The Consumer Financial Protection Bureau faces significant obstacles in reopening the payday lending rule, including likely legal challenges from consumer groups and ensuring any change complies with the Administrative Procedure Act, which governs how agencies issue regulations.
The decision this week is seen as a way for acting CFPB Director Mick Mulvaney to attempt to eliminate the payday rule's core requirement that lenders determine a borrower's ability to repay a small-dollar loan.
So far, Mulvaney has just delayed the rule indefinitely. But that can't go on forever and if he attempts to make a substantive change, he will have to provide a reasonable basis for doing so under the Administrative Procedure Act, something that could prove difficult given that the rule was finalized in October on the basis of three years of research.
"To make any changes [to the existing rule] is a high hurdle because it cannot be based solely on a change in policy," said Quyen Truong, a partner at Stroock & Stroock & Lavan, and a former assistant CFPB director and deputy general counsel. "It likely will be a lengthy process to jump through all the hoops of the Administrative Procedure Act requirements. The agency also would have to point to some lack in data or analysis in the original rulemaking."
Practically speaking, the CFPB would have a harder time rescinding the rule than amending it, lawyers said. The agency is expected to issue a new notice of advanced rulemaking, which would be open for public comment for at least 60 days. After the public weighs in, the bureau would issue a new final rule. It also has to conduct an analysis on how it will affect small businesses.
"It is not clear that this necessarily means there will be no payday rule, but there is likely to be a more narrow payday rule," said Ben Olson, a partner at Buckley Sandler and a former deputy CFPB assistant director. "I don't know that current bureau leadership knows how they want to handle this yet other than announcing their intention to do something."
Most banks and credit unions are not directly affected by the payday rule, which went into effect Tuesday though lenders have until August 2019 to comply. The rule was narrowly tailored to regulate only loans with terms of up to 45 days.
The rule requires that lenders to fully underwrite small-dollar loans. It also places some restrictions on lenders' ability to automatically withdraw payments from borrowers' accounts and has recordkeeping and disclosure requirements.

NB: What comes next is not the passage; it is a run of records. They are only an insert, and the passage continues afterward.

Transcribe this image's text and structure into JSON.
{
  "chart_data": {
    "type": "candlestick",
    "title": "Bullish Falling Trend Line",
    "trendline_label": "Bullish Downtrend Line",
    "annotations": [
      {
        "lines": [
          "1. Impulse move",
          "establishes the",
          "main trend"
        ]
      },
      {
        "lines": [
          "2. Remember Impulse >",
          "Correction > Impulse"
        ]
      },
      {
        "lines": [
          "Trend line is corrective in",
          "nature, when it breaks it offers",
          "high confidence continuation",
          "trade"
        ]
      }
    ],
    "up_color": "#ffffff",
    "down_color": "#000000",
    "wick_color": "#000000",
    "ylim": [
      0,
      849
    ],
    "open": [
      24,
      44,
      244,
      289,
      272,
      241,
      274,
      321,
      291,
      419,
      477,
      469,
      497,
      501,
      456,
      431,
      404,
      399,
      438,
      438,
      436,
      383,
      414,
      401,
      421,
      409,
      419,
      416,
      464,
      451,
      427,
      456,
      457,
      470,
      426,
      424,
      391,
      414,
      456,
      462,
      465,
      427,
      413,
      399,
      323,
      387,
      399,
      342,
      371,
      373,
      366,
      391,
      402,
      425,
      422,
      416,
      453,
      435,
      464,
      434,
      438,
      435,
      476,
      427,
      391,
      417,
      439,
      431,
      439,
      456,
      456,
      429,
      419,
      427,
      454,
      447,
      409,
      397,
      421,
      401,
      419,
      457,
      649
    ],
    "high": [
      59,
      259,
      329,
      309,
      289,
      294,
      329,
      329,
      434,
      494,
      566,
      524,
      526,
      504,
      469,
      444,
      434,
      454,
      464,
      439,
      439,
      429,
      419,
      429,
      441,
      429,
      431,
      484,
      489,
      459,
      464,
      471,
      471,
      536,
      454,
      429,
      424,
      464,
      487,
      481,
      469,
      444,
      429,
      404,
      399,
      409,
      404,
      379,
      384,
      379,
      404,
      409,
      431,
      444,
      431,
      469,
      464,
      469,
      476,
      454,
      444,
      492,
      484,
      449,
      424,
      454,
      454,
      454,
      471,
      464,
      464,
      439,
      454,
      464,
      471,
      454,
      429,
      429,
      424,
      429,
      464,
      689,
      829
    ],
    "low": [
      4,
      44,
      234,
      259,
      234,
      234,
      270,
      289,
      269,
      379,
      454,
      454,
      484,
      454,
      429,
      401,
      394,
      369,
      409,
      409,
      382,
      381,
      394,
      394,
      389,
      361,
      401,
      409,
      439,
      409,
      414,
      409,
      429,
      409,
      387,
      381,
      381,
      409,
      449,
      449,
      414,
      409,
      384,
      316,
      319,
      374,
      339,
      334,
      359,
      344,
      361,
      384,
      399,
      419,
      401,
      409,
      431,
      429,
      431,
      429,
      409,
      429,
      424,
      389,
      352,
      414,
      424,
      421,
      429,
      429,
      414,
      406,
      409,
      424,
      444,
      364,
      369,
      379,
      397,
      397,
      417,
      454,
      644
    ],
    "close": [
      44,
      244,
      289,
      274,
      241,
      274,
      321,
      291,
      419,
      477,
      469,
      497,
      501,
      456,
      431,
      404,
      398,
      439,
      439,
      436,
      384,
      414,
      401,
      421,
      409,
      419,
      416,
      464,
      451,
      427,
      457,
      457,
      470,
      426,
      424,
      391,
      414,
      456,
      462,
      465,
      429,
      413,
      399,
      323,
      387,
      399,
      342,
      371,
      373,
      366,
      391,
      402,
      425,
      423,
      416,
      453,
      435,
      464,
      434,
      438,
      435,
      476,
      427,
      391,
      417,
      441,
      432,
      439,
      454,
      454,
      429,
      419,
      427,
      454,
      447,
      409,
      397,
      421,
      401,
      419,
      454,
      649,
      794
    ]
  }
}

Payday lenders have fought the rule, alleging its requirements are too expensive. Payday loans have high fees and interest rates of 300% or more, and the CFPB says they put consumers who borrow against their next paycheck into a cycle of debt.
The industry also has claimed restrictions on payday loans would hurt low-income borrowers who would have no other way to get quick cash.
Last week, the Competitive Enterprise Institute, a conservative think tank, sent a letter to the Office of Management and Budget, which Mulvaney also runs, requesting that it reject the CFPB's final payday rule for violating the Paperwork Reduction Act.
"We can't point to our complaint as the basis on which the payday rule was reopened, but we hope it did have an impact on OMB and CFPB's thinking," said Sam Kazman, the institute's general counsel.
Meanwhile, Daniel Press, a policy analyst at the institute, released a report Tuesday titled "How the Consumer Financial Protection Bureau's Payday Loan Rule Hurts the Working Poor."
"Small-dollar loans provide a valuable service to people in difficult financial conditions," the report stated. Data in the report could be used to provide a basis for reopening the rule under the Administrative Procedure Act
The CFPB's announcement Tuesday that it planned to reconsider the first federal regulations of high cost payday loans marked a shift from Mulvaney's first days in office, when he said lawmakers, not the agency, should repeal the rule.
Mulvaney told reporters during his first week at the CFPB that the payday rule was "fairly far out the door by the time we got here."
Mulvaney made it clear that he backed a House Republican effort to roll back the payday rule using the Congressional Review Act, which gives Congress 60 days to block a regulation with a majority vote. Lawmakers introduced legislation in December to repeal the rule.
"I would support the Congress to move forward with the" Congressional Review Act, Mulvaney said.
The former South Carolina congressman received $62,950 in campaign contributions from payday lenders during his congressional career, according to data analyzed by the Center for Responsive Politics. He has told reporters that the contributions do not pose a conflict because he is no longer an elected official.
Mulvaney's move has brought condemnation from Democrats. Rep. Maxine Waters of California, the top Democrat of the House Financial Services Committee, said that Mulvaney's actions would strip protections from consumers.
"Republicans are once against giving payday loan sharks a reprieve at the expense of hardworking Americans," Waters said in a press release.
Consumer advocates, meanwhile, said Mulvaney was making a mistake in trying to reopen the rule.
"I don't think there is anybody clamoring to undo the payday lending rule except the payday lenders themselves," said Nick Bourke, director of consumer finance at the Pew Charitable Trusts. "Consumers will be left in the lurch paying a lot of money and experiencing financial distress."